The amendment was passed in 1866. A century and a half later two aspects of the Section Three argument are attracting particular attention:

  1. It’s said to be “self-executing”. As the Yale historian Timothy Synder explains, it’s meant to be enforceable automatically, just as another clause of the constitution bars from the presidency anyone not born in the United States. Enforcement of Section Three might trigger legal challenges, but court action doesn’t have to come first. “Its disqualification, where triggered, just is,” the article’s authors write. 
  2. Those authors are a pair of originalists who bow to no one in their fealty to what they consider an authentic reading of the US Constitution. William Baude is a rising star of the right who clerked for the Supreme Court’s Chief Justice, John Roberts, a year after graduating from law school. Michael Stokes Paulsen is a passionate critic of Trump but an equally passionate admirer of Supreme Court Justice Samuel Alito, author of the Dobbs decision overturning Roe v Wade. 

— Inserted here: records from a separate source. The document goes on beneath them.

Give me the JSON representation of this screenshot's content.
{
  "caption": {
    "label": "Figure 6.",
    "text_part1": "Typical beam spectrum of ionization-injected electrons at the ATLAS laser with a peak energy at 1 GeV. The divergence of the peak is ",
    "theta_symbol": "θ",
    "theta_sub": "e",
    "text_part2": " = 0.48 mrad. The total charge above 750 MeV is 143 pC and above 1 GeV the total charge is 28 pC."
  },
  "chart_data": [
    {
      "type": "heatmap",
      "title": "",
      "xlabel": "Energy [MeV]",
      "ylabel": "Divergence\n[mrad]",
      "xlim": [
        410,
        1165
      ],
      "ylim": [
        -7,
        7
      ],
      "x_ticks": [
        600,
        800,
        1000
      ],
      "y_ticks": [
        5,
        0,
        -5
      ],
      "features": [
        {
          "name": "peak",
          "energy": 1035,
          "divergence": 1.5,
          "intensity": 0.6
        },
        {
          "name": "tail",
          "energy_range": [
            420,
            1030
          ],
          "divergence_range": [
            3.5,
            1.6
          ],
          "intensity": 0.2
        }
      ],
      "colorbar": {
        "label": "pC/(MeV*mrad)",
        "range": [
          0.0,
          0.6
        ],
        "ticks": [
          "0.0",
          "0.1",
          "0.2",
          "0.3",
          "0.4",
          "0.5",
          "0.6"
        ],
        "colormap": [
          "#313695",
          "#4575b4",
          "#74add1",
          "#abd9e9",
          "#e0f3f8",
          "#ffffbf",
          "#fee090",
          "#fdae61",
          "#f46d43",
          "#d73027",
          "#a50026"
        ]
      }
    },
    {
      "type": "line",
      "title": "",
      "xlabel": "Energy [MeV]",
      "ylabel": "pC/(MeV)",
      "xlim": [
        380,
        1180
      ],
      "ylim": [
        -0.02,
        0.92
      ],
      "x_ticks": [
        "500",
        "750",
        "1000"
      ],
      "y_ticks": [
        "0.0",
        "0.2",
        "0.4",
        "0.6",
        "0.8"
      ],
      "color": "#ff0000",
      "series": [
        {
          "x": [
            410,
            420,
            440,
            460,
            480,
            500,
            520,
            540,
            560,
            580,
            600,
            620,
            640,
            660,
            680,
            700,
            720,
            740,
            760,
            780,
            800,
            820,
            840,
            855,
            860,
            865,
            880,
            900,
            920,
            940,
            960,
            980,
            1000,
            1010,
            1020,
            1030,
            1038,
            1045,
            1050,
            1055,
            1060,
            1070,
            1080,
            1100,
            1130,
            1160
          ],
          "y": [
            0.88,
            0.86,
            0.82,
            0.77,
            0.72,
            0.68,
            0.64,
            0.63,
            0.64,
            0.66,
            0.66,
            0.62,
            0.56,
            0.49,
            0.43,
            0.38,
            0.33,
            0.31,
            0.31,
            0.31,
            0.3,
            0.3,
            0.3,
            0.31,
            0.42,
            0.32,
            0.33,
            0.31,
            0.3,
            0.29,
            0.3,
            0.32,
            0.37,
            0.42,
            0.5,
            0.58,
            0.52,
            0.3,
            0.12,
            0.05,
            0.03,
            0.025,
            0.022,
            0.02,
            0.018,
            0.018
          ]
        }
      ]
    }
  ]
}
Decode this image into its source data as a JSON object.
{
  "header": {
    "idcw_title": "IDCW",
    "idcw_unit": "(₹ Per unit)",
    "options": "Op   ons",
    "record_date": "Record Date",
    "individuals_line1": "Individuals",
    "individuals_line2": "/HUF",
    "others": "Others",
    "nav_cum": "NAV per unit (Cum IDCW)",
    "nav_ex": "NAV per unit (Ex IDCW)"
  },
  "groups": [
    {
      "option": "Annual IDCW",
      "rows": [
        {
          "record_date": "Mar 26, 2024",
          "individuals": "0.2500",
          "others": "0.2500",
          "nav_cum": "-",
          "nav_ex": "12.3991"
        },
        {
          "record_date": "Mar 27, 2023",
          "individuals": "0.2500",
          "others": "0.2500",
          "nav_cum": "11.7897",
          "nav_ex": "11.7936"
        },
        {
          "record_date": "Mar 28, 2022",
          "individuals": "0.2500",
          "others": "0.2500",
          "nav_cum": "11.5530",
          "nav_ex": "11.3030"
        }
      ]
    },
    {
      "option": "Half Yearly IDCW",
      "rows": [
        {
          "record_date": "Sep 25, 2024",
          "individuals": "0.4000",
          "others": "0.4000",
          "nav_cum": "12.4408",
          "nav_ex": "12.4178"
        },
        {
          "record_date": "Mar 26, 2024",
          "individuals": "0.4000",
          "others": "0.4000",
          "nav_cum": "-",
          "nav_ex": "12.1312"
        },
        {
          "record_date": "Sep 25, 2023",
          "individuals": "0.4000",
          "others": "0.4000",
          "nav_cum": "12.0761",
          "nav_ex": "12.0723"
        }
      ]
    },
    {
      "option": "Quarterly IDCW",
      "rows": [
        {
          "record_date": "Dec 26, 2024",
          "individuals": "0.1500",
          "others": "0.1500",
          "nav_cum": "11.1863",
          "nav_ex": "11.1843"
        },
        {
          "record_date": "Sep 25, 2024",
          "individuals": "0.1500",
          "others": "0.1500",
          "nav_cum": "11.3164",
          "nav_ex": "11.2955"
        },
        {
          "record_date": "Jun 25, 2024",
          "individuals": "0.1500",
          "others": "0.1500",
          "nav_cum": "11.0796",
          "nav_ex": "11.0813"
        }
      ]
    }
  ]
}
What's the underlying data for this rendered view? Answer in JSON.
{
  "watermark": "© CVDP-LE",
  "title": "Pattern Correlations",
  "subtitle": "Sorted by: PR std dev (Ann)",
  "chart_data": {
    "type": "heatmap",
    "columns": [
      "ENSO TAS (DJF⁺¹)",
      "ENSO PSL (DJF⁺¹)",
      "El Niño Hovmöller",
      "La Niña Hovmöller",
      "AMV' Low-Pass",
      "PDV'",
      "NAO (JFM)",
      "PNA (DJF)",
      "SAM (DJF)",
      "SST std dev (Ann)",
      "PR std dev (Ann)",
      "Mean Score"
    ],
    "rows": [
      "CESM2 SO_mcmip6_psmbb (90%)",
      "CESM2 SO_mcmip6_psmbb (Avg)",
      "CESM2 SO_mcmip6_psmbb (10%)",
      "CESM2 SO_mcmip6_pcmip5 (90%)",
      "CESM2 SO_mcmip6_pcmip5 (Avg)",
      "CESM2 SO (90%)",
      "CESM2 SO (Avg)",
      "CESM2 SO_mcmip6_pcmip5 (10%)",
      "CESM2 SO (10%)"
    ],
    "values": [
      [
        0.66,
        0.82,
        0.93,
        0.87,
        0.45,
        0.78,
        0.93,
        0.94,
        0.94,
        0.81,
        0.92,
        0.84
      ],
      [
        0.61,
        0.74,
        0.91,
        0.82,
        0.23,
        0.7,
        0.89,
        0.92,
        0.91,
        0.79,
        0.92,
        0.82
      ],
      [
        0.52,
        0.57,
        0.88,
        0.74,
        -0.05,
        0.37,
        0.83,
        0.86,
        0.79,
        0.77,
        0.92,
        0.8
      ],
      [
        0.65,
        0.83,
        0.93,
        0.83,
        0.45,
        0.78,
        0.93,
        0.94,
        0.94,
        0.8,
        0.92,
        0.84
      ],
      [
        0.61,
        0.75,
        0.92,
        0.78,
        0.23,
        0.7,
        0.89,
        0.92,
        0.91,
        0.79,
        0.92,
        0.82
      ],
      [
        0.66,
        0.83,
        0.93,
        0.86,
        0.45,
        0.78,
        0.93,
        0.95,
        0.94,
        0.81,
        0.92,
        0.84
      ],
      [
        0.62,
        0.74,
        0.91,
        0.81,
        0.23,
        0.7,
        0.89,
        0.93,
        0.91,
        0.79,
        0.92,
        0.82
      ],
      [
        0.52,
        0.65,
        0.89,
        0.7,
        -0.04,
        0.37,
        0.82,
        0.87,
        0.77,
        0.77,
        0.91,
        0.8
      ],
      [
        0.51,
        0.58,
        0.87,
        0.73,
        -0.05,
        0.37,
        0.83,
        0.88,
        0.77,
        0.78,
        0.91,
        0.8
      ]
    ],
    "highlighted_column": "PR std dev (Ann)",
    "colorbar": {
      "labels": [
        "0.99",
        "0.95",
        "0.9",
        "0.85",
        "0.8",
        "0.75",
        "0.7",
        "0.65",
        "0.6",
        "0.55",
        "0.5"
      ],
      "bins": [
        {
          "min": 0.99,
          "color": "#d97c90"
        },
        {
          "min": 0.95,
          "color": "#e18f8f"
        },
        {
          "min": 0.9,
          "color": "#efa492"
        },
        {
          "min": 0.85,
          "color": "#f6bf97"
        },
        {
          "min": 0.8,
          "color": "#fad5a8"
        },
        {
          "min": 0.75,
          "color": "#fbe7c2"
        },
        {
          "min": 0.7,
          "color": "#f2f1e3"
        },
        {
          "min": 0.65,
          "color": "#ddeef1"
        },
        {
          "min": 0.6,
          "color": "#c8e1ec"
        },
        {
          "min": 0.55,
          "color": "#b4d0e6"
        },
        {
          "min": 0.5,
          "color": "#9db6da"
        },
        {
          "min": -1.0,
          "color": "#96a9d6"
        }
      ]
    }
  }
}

Paulsen v Trump. Within two days of the January 6th insurrection Paulsen had published an appeal for Trump to be impeached for “high crimes and misdemeanours” – the standard required. When that strategy foundered in the Senate, his basis for disqualifying Trump shifted to Section Three. Trump has paid no attention. Far from it, he has publicly welcomed the four criminal indictments he now faces since they have expanded his base and helped his fundraising. One more, he says, would “close out this election”.

Oh really? There is an alternative in which the law defends democracy instead of being trampled by it. 

  • In Germany, President Frank Walter Steinmeier, the editorial board of Der Spiegel and others have been musing in public about invoking constitutional guardrails against extremism, in place since 1949, to ban the hard-right Alternative für Deutschland (AfD) party as anti-democratic and anti-constitutional.
  • In the UK, the Supreme Court halted Boris Johnson’s bid to prorogue parliament in 2019, and the European Court of Human Rights continues to offer a legal safety net of last resort despite the best efforts of Johnson’s successors.

It’s not just populist ideas that can move fast from the fringe to the mainstream. Now that Baude and Paulsen have launched Section Three into the ether, there’s no telling where it might land.